Author information
1Institute of Virology, University of Düsseldorf, Faculty of Medicine, Düsseldorf, Germany.
2Clinic for Internal Medicine II, Freiburg University Medical Center, Faculty of Medicine, University of Freiburg, Freiburg im Breisgau, Germany.
3Bioinformatics and Computational Biophysics, Center for Medical Biotechnology (ZMB), University of Duisburg-Essen, Essen, Germany.
4Department of Internal Medicine, University Medical Center Hamburg-Eppendorf, Hamburg, Germany.
5Division of Gastroenterology, Massachusetts General Hospital, Boston, Massachusetts, USA.
6Department of Gastroenterology, Hepatology, Infectious Diseases and Endocrinology, Hannover Medical School, Hannover, Germany.
7Department of Gastroenterology, Hepatology and Infectious Diseases, Medical Faculty and University Hospital Düsseldorf, Heinrich Heine University, Düsseldorf, Germany.
8Institute for Transfusion Medicine, University Hospital Essen, University Duisburg-Essen, Essen, Germany.
9Division of Infection and Immunity, Institute of Immunity and Transplantation, University College London, London, United Kingdom.
10Department of Internal Medicine I, University Hospital of Bonn, Bonn, Germany.
11Institute of Virology, University of Düsseldorf, Faculty of Medicine, Düsseldorf, Germany. Electronic address: joerg.timm@uni-duesseldorf.de.
Abstract
Background & aims: Immune responses by CD8 T cells are essential for control of HBV replication. Although selection of escape mutations in CD8 T cell epitopes has been previously described in HBV infection, its overall influence on HBV sequence diversity and correlation with markers of HBV replication remain unclear.
Methods: Whole-genome sequencing was applied to HBV isolates from 532 patients with chronic HBV infection and high-resolution HLA class I genotyping. Using a Bayesian model (HAMdetector) for Identification of HLA-associated mutational states (HAMs) the frequency and location of residues under CD8 T cell selection pressure were determined and the levels of adaptation of individual isolates were quantified.
Results: Using previously published thresholds for the identification of HAMs, a total of 295 residues showed evidence of CD8 T cell escape, the majority of which were located in previously unidentified epitopes. Interestingly, HAMs were highly enriched in the HBV core protein compared to all other proteins. When individual HBV isolates were compared, different levels of adaptation to HLA class I immune pressure were noted. The level of adaptation increased with patient age and correlated with markers of replication, with low levels of adaptation in HBeAg-positive infection. Furthermore, the levels of adaptation negatively correlated with HBV viral load and HBsAg levels, consistent with high levels of HLA class I-associated selection pressure in patients with low replication level.
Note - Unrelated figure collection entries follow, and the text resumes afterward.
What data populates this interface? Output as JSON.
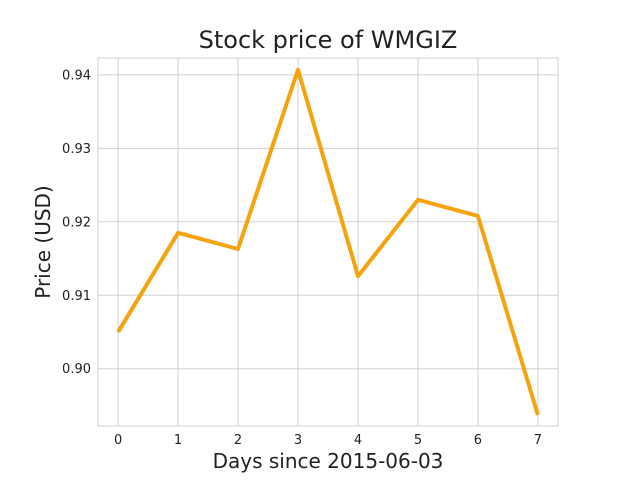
{
  "chart_data": {
    "type": "line",
    "title": "Stock price of WMGIZ",
    "xlabel": "Days since 2015-06-03",
    "ylabel": "Price (USD)",
    "x": [
      0,
      1,
      2,
      3,
      4,
      5,
      6,
      7
    ],
    "series": [
      {
        "values": [
          0.905,
          0.9185,
          0.9163,
          0.9407,
          0.9126,
          0.923,
          0.9208,
          0.8937
        ]
      }
    ],
    "x_ticks": [
      "0",
      "1",
      "2",
      "3",
      "4",
      "5",
      "6",
      "7"
    ],
    "y_ticks": [
      "0.90",
      "0.91",
      "0.92",
      "0.93",
      "0.94"
    ],
    "xlim": [
      -0.335,
      7.335
    ],
    "ylim": [
      0.8922,
      0.9423
    ],
    "grid": true,
    "line_color": "#f5a30f"
  }
}
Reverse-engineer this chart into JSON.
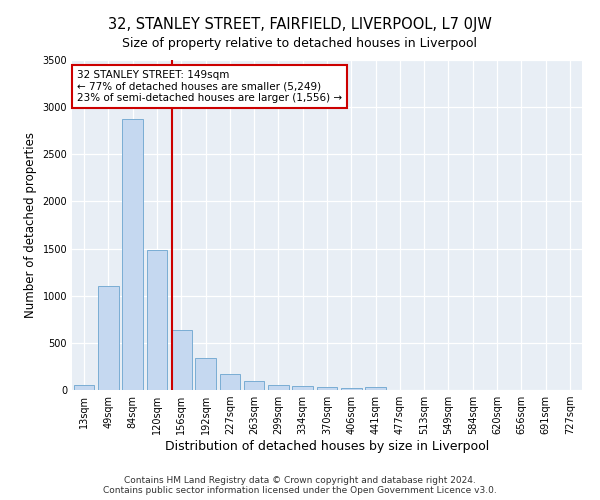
{
  "title": "32, STANLEY STREET, FAIRFIELD, LIVERPOOL, L7 0JW",
  "subtitle": "Size of property relative to detached houses in Liverpool",
  "xlabel": "Distribution of detached houses by size in Liverpool",
  "ylabel": "Number of detached properties",
  "categories": [
    "13sqm",
    "49sqm",
    "84sqm",
    "120sqm",
    "156sqm",
    "192sqm",
    "227sqm",
    "263sqm",
    "299sqm",
    "334sqm",
    "370sqm",
    "406sqm",
    "441sqm",
    "477sqm",
    "513sqm",
    "549sqm",
    "584sqm",
    "620sqm",
    "656sqm",
    "691sqm",
    "727sqm"
  ],
  "values": [
    50,
    1100,
    2870,
    1480,
    640,
    340,
    175,
    95,
    55,
    45,
    30,
    20,
    30,
    5,
    5,
    0,
    0,
    0,
    0,
    0,
    0
  ],
  "bar_color": "#c5d8f0",
  "bar_edge_color": "#7aadd4",
  "vline_x_index": 3.6,
  "vline_color": "#cc0000",
  "annotation_text": "32 STANLEY STREET: 149sqm\n← 77% of detached houses are smaller (5,249)\n23% of semi-detached houses are larger (1,556) →",
  "annotation_box_color": "#ffffff",
  "annotation_box_edge_color": "#cc0000",
  "ylim": [
    0,
    3500
  ],
  "yticks": [
    0,
    500,
    1000,
    1500,
    2000,
    2500,
    3000,
    3500
  ],
  "footer_line1": "Contains HM Land Registry data © Crown copyright and database right 2024.",
  "footer_line2": "Contains public sector information licensed under the Open Government Licence v3.0.",
  "fig_background_color": "#ffffff",
  "plot_bg_color": "#e8eef5",
  "grid_color": "#ffffff",
  "title_fontsize": 10.5,
  "subtitle_fontsize": 9,
  "xlabel_fontsize": 9,
  "ylabel_fontsize": 8.5,
  "tick_fontsize": 7,
  "annotation_fontsize": 7.5,
  "footer_fontsize": 6.5
}
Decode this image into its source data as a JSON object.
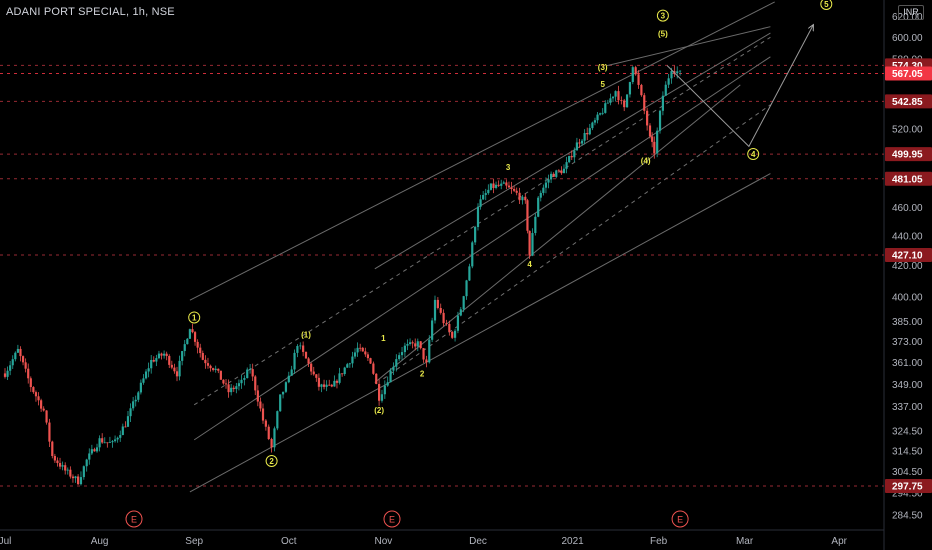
{
  "title": "ADANI PORT SPECIAL, 1h, NSE",
  "currency": "INR",
  "colors": {
    "up": "#26a69a",
    "down": "#ef5350",
    "dashed_red": "#b2323c",
    "channel": "#6b6b6b",
    "wave": "#e8e84a",
    "axis_text": "#b2b5be",
    "label_dark": "#8b1a1f",
    "label_current": "#f23645"
  },
  "chart_data": {
    "type": "candlestick",
    "title": "ADANI PORT SPECIAL, 1h, NSE",
    "y_scale": "log",
    "ylim": [
      278,
      632
    ],
    "x_ticks": [
      "Jul",
      "Aug",
      "Sep",
      "Oct",
      "Nov",
      "Dec",
      "2021",
      "Feb",
      "Mar",
      "Apr"
    ],
    "x_tick_index": [
      0,
      22,
      44,
      66,
      88,
      110,
      132,
      152,
      172,
      194
    ],
    "y_ticks": [
      "620.00",
      "600.00",
      "580.00",
      "520.00",
      "460.00",
      "440.00",
      "420.00",
      "400.00",
      "385.00",
      "373.00",
      "361.00",
      "349.00",
      "337.00",
      "324.50",
      "314.50",
      "304.50",
      "294.50",
      "284.50"
    ],
    "price_levels": [
      {
        "value": "574.30",
        "style": "dark"
      },
      {
        "value": "567.05",
        "style": "current"
      },
      {
        "value": "542.85",
        "style": "dark"
      },
      {
        "value": "499.95",
        "style": "dark"
      },
      {
        "value": "481.05",
        "style": "dark"
      },
      {
        "value": "427.10",
        "style": "dark"
      },
      {
        "value": "297.75",
        "style": "dark"
      }
    ],
    "price_path": [
      [
        0,
        355
      ],
      [
        3,
        368
      ],
      [
        6,
        348
      ],
      [
        9,
        335
      ],
      [
        11,
        312
      ],
      [
        14,
        305
      ],
      [
        17,
        300
      ],
      [
        19,
        310
      ],
      [
        22,
        320
      ],
      [
        25,
        318
      ],
      [
        28,
        328
      ],
      [
        31,
        345
      ],
      [
        34,
        362
      ],
      [
        37,
        366
      ],
      [
        40,
        355
      ],
      [
        43,
        382
      ],
      [
        46,
        363
      ],
      [
        49,
        357
      ],
      [
        52,
        345
      ],
      [
        55,
        350
      ],
      [
        57,
        358
      ],
      [
        60,
        330
      ],
      [
        62,
        316
      ],
      [
        64,
        342
      ],
      [
        66,
        352
      ],
      [
        68,
        372
      ],
      [
        70,
        363
      ],
      [
        73,
        348
      ],
      [
        76,
        347
      ],
      [
        79,
        358
      ],
      [
        82,
        369
      ],
      [
        85,
        362
      ],
      [
        87,
        342
      ],
      [
        89,
        352
      ],
      [
        91,
        364
      ],
      [
        93,
        370
      ],
      [
        96,
        372
      ],
      [
        98,
        360
      ],
      [
        100,
        398
      ],
      [
        102,
        385
      ],
      [
        104,
        375
      ],
      [
        106,
        393
      ],
      [
        108,
        420
      ],
      [
        110,
        462
      ],
      [
        113,
        475
      ],
      [
        116,
        476
      ],
      [
        119,
        470
      ],
      [
        121,
        463
      ],
      [
        122,
        427
      ],
      [
        124,
        468
      ],
      [
        127,
        484
      ],
      [
        130,
        488
      ],
      [
        133,
        508
      ],
      [
        136,
        520
      ],
      [
        139,
        535
      ],
      [
        142,
        552
      ],
      [
        144,
        536
      ],
      [
        146,
        575
      ],
      [
        148,
        546
      ],
      [
        150,
        512
      ],
      [
        151,
        502
      ],
      [
        153,
        548
      ],
      [
        155,
        572
      ],
      [
        157,
        567
      ]
    ],
    "wave_labels": [
      {
        "text": "1",
        "circle": true,
        "x": 44,
        "y": 382,
        "pos": "above"
      },
      {
        "text": "2",
        "circle": true,
        "x": 62,
        "y": 314,
        "pos": "below"
      },
      {
        "text": "(1)",
        "circle": false,
        "x": 70,
        "y": 372,
        "pos": "above"
      },
      {
        "text": "(2)",
        "circle": false,
        "x": 87,
        "y": 340,
        "pos": "below"
      },
      {
        "text": "1",
        "circle": false,
        "x": 88,
        "y": 370,
        "pos": "above"
      },
      {
        "text": "2",
        "circle": false,
        "x": 97,
        "y": 360,
        "pos": "below"
      },
      {
        "text": "3",
        "circle": false,
        "x": 117,
        "y": 483,
        "pos": "above"
      },
      {
        "text": "4",
        "circle": false,
        "x": 122,
        "y": 427,
        "pos": "below"
      },
      {
        "text": "(3)",
        "circle": false,
        "x": 139,
        "y": 565,
        "pos": "above"
      },
      {
        "text": "5",
        "circle": false,
        "x": 139,
        "y": 550,
        "pos": "above"
      },
      {
        "text": "(4)",
        "circle": false,
        "x": 149,
        "y": 502,
        "pos": "below"
      },
      {
        "text": "(5)",
        "circle": false,
        "x": 153,
        "y": 595,
        "pos": "above"
      },
      {
        "text": "3",
        "circle": true,
        "x": 153,
        "y": 612,
        "pos": "above"
      },
      {
        "text": "4",
        "circle": true,
        "x": 174,
        "y": 500,
        "pos": "center"
      },
      {
        "text": "5",
        "circle": true,
        "x": 191,
        "y": 632,
        "pos": "center"
      }
    ],
    "channel_lines": [
      [
        [
          44,
          320
        ],
        [
          178,
          582
        ]
      ],
      [
        [
          43,
          398
        ],
        [
          179,
          634
        ]
      ],
      [
        [
          43,
          295
        ],
        [
          178,
          485
        ]
      ],
      [
        [
          86,
          418
        ],
        [
          178,
          604
        ]
      ],
      [
        [
          86,
          350
        ],
        [
          171,
          557
        ]
      ],
      [
        [
          140,
          574
        ],
        [
          178,
          610
        ]
      ]
    ],
    "dashed_trend_lines": [
      [
        [
          44,
          338
        ],
        [
          178,
          600
        ]
      ],
      [
        [
          88,
          352
        ],
        [
          178,
          540
        ]
      ]
    ],
    "projection": [
      [
        154,
        574
      ],
      [
        173,
        506
      ],
      [
        188,
        612
      ]
    ],
    "earnings_markers": [
      30,
      90,
      157
    ],
    "earnings_label": "E"
  }
}
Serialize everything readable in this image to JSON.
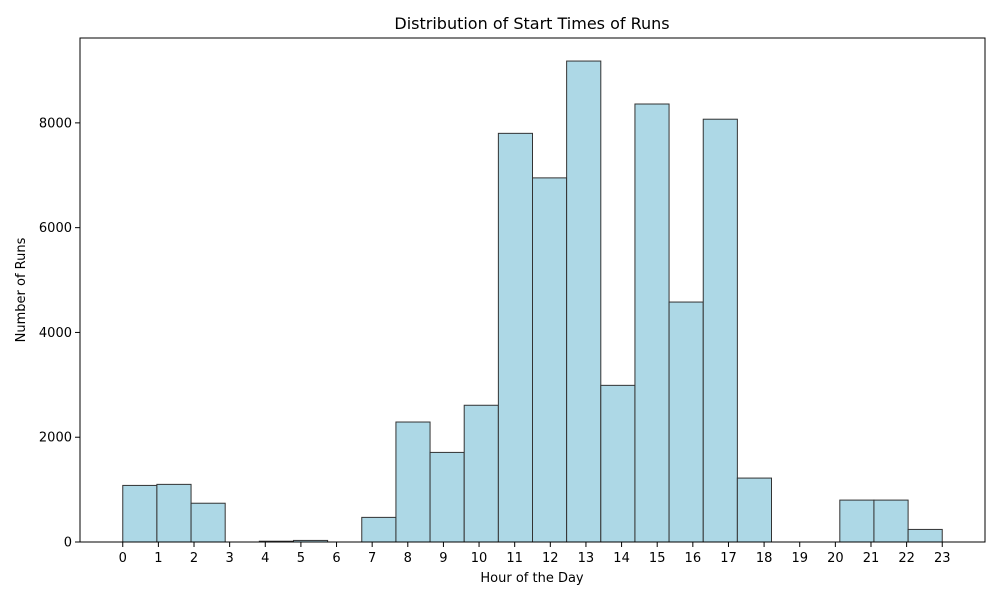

Conclusions: HBV sequence diversity is shaped by HLA class I-associated selection pressure with the HBV core protein being a predominant target of selection. Importantly, different levels of adaptation to immune pressure were observed between HBV infection stages, which need to be considered in the context of T cell-based therapies.
Impact and implications: The immune response mediated by CD8 T cells plays a critical role in controlling HBV infection and shows promise for therapeutic strategies aimed at achieving a functional cure. This study demonstrates that mutational escape within CD8 T cell epitopes is common in HBV and represents a key factor in the failure of immune control. Notably, the HBV core protein emerges as the primary target of CD8 T cell selection pressure. Additionally, the observed correlation between HBV adaptation levels and viral replication markers indicates that CD8 T cell immunity may influence transitions between phases of chronic HBV infection.